Azure Data Factory
Azure Data Factory (ADF) is a cloud ETL tool developed by Microsoft. It allows you to build complex ETL pipelines using drag & drop web UI.
This article describes the abilities and limitations of the Azure Data Factory Dataedo connector and walks you through the import process.
Supported elements and metadata
Objects imported
-
Pipelines
-
Name
-
Folder (as schema)
-
Activities
-
Name
-
Data lineage (object and column level, details below)
-
-
-
Datasets
-
Name
-
Columns (if linked service is imported to Dataedo or dataset schema is imported into ADF)
-
-
Sources
-
Name
-
Columns (if linked service is imported to Dataedo or schema is imported into ADF)
-
-
Destinations
-
Name
-
Columns (if linked service is imported to Dataedo or schema is imported into ADF)
-
Dataedo imports all the activities as data processes within pipelines. Nested activities like ForEach, Until, IfCondition, and Switch are also imported with all the activities inside them.
Sources and Destinations are created based on Dataset information and runtime logs information (for parameterized datasets and linked sources) for presenting lineage purposes.

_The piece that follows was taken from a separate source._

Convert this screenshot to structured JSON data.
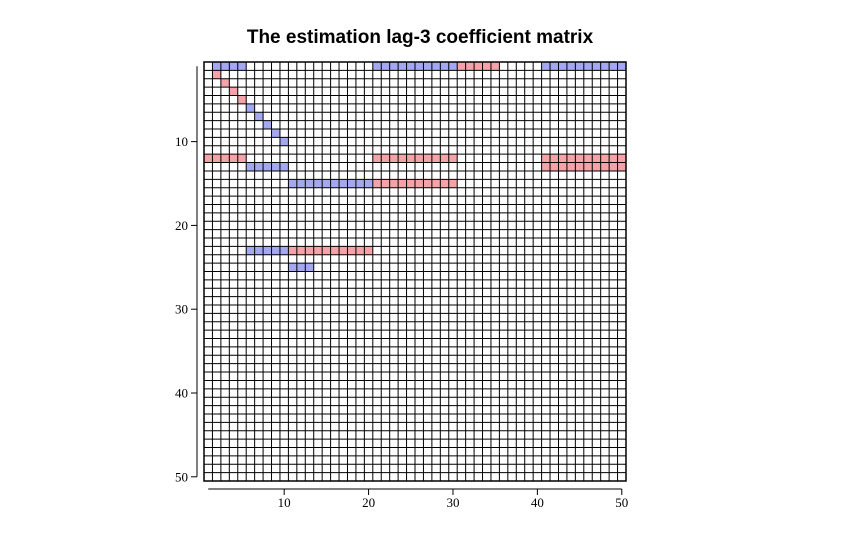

Activities we build automatic data-lineage for
-
Copy activity - Object-level and column-level lineage
-
Dataflow - Object-level lineage
Automatic data lineage
Dataedo ADF connector always creates automatic data lineage source of activity -> task -> sink of activity. We also support external data source -> source of activity -> task -> destination of activity -> external data source for the following linked service types:
-
Microsoft SQL Server
-
Azure SQL Server
-
Azure Synapse Analytics
-
Azure Blob Storage
-
Azure Data Lake Storage
-
Amazon S3
-
Postgres
-
MariaDB
-
MySQL
-
MongoDB
-
Snowflake
-
REST